Inland fishers won't be spared the effects of climate change, and the international community needs to reckon with that reality.

Unsplash / Johannes Plenio

Inland fisheries also face threats from dams used for hydropower and flood control, water that’s extracted for irrigation or municipal uses, and runoff and pollution from agriculture.

“There’s just so much competition for our freshwater systems,” Bennett says.

The study authors hope their findings can address the heavy focus on oceans in the past, which missed the importance of inland fisheries.

“We would like to see policy decisions explicitly account for impacts on inland fisheries and those who depend on them,” Bennett says. “Continuing to improve assessment methods will be key for recognizing and communicating the importance of inland fisheries in policy discussions.”

The role of inland fisheries in livelihoods, food security and sustainable development is often overshadowed by the higher profile interest in ocean issues. Whilst inland fisheries’ catch and contribution to global nutrition, food security and the economy, are less than that of marine fisheries, global‐level comparisons of fish production obscure considerable livelihood impacts in certain countries and sub‐national areas. To highlight these contributions, this paper synthesizes recent data and innovative approaches for assessing such livelihood contributions and their importance in countries with limited access to ocean resources and aquaculture.
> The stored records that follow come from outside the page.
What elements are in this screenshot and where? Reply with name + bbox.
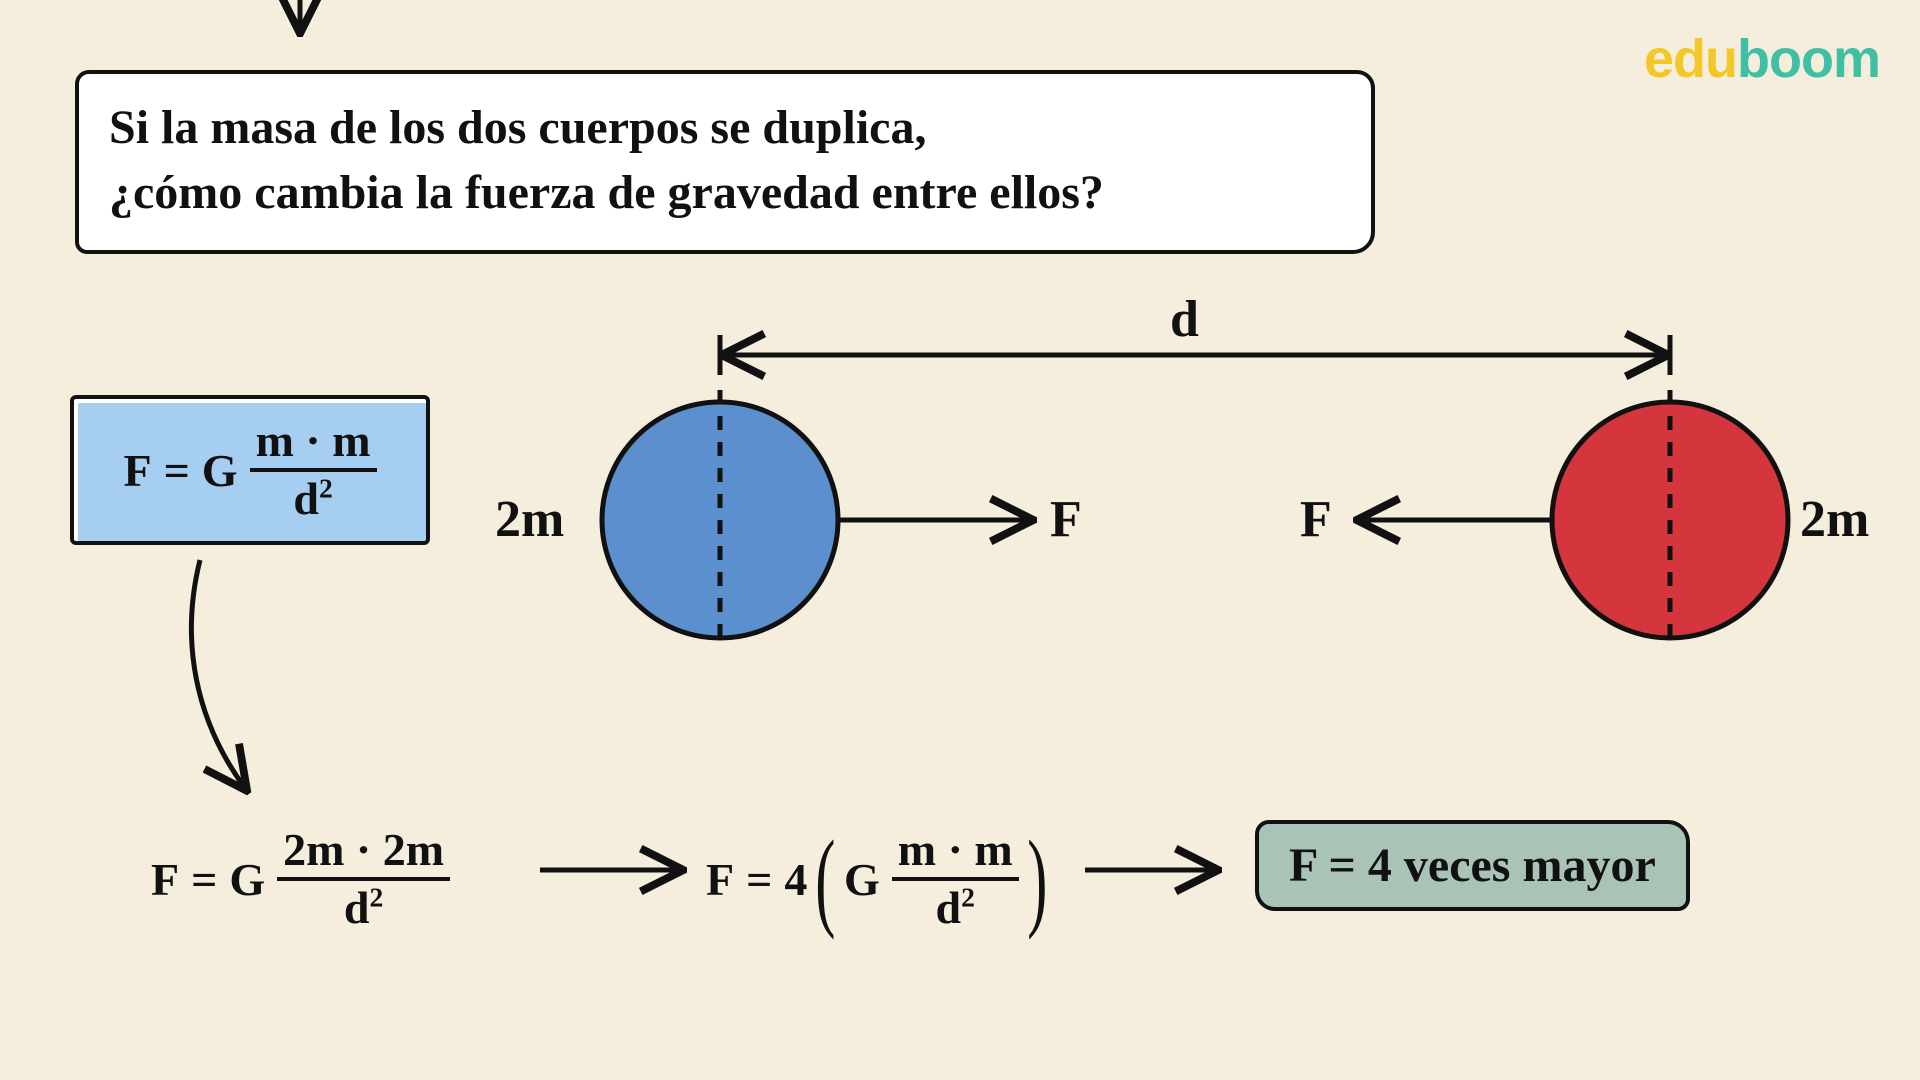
question-line1: Si la masa de los dos cuerpos se duplica…: [109, 96, 1341, 161]
formula-num: m · m: [250, 416, 377, 466]
formula-eq: =: [164, 444, 190, 497]
result-text: F = 4 veces mayor: [1289, 838, 1656, 893]
result-box: F = 4 veces mayor: [1255, 820, 1690, 911]
distance-label: d: [1170, 290, 1199, 349]
derivation-step1: F = G 2m · 2m d2: [145, 825, 456, 933]
force-label-right: F: [1300, 490, 1332, 549]
question-box: Si la masa de los dos cuerpos se duplica…: [75, 70, 1375, 254]
derivation-step2: F = 4 ( G m · m d2 ): [700, 825, 1049, 933]
force-label-left: F: [1050, 490, 1082, 549]
formula-den: d2: [287, 474, 338, 524]
right-mass-label: 2m: [1800, 490, 1869, 549]
formula-fraction: m · m d2: [250, 416, 377, 524]
formula-F: F: [123, 444, 151, 497]
formula-box: F = G m · m d2: [70, 395, 430, 545]
curve-arrow-icon: [191, 560, 245, 788]
question-line2: ¿cómo cambia la fuerza de gravedad entre…: [109, 161, 1341, 226]
left-mass-label: 2m: [495, 490, 564, 549]
formula-G: G: [202, 444, 238, 497]
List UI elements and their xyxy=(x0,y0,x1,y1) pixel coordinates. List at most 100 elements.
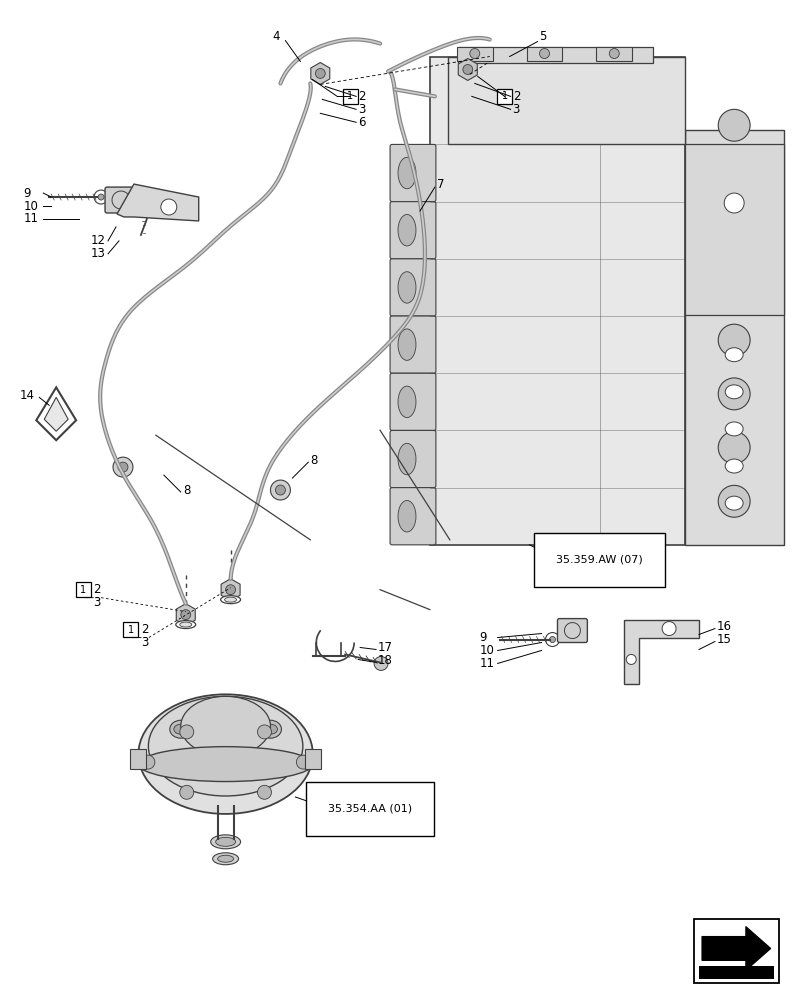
Circle shape xyxy=(718,217,749,249)
Text: 17: 17 xyxy=(378,641,393,654)
Text: 1: 1 xyxy=(501,91,507,101)
Polygon shape xyxy=(624,620,698,684)
Circle shape xyxy=(179,785,194,799)
Ellipse shape xyxy=(724,348,742,362)
Ellipse shape xyxy=(260,720,281,738)
FancyBboxPatch shape xyxy=(389,144,436,202)
FancyBboxPatch shape xyxy=(105,187,137,213)
Circle shape xyxy=(181,610,191,620)
Ellipse shape xyxy=(138,694,312,814)
FancyBboxPatch shape xyxy=(429,57,684,545)
Text: 3: 3 xyxy=(141,636,148,649)
Ellipse shape xyxy=(181,696,270,756)
Text: 2: 2 xyxy=(141,623,148,636)
FancyBboxPatch shape xyxy=(305,749,321,769)
Text: 2: 2 xyxy=(512,90,520,103)
Ellipse shape xyxy=(397,386,415,418)
Circle shape xyxy=(179,725,194,739)
Circle shape xyxy=(270,480,290,500)
Ellipse shape xyxy=(216,837,235,846)
Ellipse shape xyxy=(397,157,415,189)
Ellipse shape xyxy=(221,596,240,604)
Ellipse shape xyxy=(148,696,303,796)
Polygon shape xyxy=(457,59,477,80)
Polygon shape xyxy=(36,387,76,440)
Circle shape xyxy=(257,725,271,739)
Ellipse shape xyxy=(724,496,742,510)
Text: 13: 13 xyxy=(91,247,105,260)
FancyBboxPatch shape xyxy=(123,622,138,637)
Ellipse shape xyxy=(138,747,312,782)
Polygon shape xyxy=(221,579,240,601)
Text: 2: 2 xyxy=(358,90,365,103)
Ellipse shape xyxy=(179,622,191,627)
Text: 10: 10 xyxy=(24,200,38,213)
FancyBboxPatch shape xyxy=(389,373,436,430)
Text: 6: 6 xyxy=(358,116,365,129)
Circle shape xyxy=(161,199,177,215)
Circle shape xyxy=(257,785,271,799)
FancyBboxPatch shape xyxy=(447,57,684,144)
Text: 14: 14 xyxy=(19,389,34,402)
Text: 8: 8 xyxy=(182,484,190,497)
FancyBboxPatch shape xyxy=(684,130,783,545)
Circle shape xyxy=(462,65,472,74)
Text: 1: 1 xyxy=(346,91,353,101)
Ellipse shape xyxy=(263,724,277,734)
FancyBboxPatch shape xyxy=(698,966,773,979)
FancyBboxPatch shape xyxy=(389,202,436,259)
Circle shape xyxy=(549,637,555,643)
Text: 15: 15 xyxy=(716,633,731,646)
Circle shape xyxy=(470,49,479,59)
Text: 9: 9 xyxy=(479,631,487,644)
FancyBboxPatch shape xyxy=(389,488,436,545)
Circle shape xyxy=(718,432,749,464)
Text: 3: 3 xyxy=(512,103,519,116)
FancyBboxPatch shape xyxy=(389,316,436,373)
FancyBboxPatch shape xyxy=(389,259,436,316)
Ellipse shape xyxy=(724,385,742,399)
Text: 4: 4 xyxy=(272,30,280,43)
Circle shape xyxy=(296,755,310,769)
Circle shape xyxy=(94,190,108,204)
FancyBboxPatch shape xyxy=(526,47,562,61)
FancyBboxPatch shape xyxy=(457,47,492,61)
Text: 1: 1 xyxy=(80,585,86,595)
Polygon shape xyxy=(176,604,195,626)
Ellipse shape xyxy=(397,214,415,246)
Circle shape xyxy=(275,485,285,495)
Ellipse shape xyxy=(397,329,415,360)
Text: 12: 12 xyxy=(91,234,106,247)
Ellipse shape xyxy=(225,597,236,602)
FancyBboxPatch shape xyxy=(557,619,586,643)
FancyBboxPatch shape xyxy=(457,47,652,63)
Ellipse shape xyxy=(397,443,415,475)
Circle shape xyxy=(374,656,388,670)
Ellipse shape xyxy=(234,724,247,734)
Circle shape xyxy=(98,194,104,200)
FancyBboxPatch shape xyxy=(75,582,91,597)
Polygon shape xyxy=(117,184,199,221)
FancyBboxPatch shape xyxy=(130,749,146,769)
Circle shape xyxy=(625,654,636,664)
Text: 35.359.AW (07): 35.359.AW (07) xyxy=(556,555,642,565)
Circle shape xyxy=(225,585,235,595)
Ellipse shape xyxy=(724,459,742,473)
Text: 7: 7 xyxy=(436,178,444,191)
Polygon shape xyxy=(44,397,68,431)
Circle shape xyxy=(718,324,749,356)
Ellipse shape xyxy=(210,835,240,849)
Circle shape xyxy=(315,69,325,78)
Ellipse shape xyxy=(169,720,191,738)
Circle shape xyxy=(718,485,749,517)
Ellipse shape xyxy=(217,855,234,862)
Circle shape xyxy=(118,462,128,472)
Text: 8: 8 xyxy=(310,454,317,467)
Text: 2: 2 xyxy=(93,583,101,596)
Circle shape xyxy=(718,378,749,410)
Ellipse shape xyxy=(212,853,238,865)
Circle shape xyxy=(718,270,749,302)
Circle shape xyxy=(545,633,559,646)
Text: 11: 11 xyxy=(479,657,494,670)
Circle shape xyxy=(141,755,155,769)
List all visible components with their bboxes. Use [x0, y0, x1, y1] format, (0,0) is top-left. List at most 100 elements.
Inland fisheries are crucial for many socially, economically and nutritionally vulnerable groups of people around the world, but the challenges in monitoring inland fisheries preclude a complete understanding of the magnitude of their contributions. This situation is rapidly improving with increasing recognition of inland fisheries in development discourses, which has also encouraged research to enhance knowledge on the importance of inland fisheries. We review this work, including collated information published in a recent Food and Agriculture Organization report, to provide an up to date characterization of the state of knowledge on the role of inland fisheries.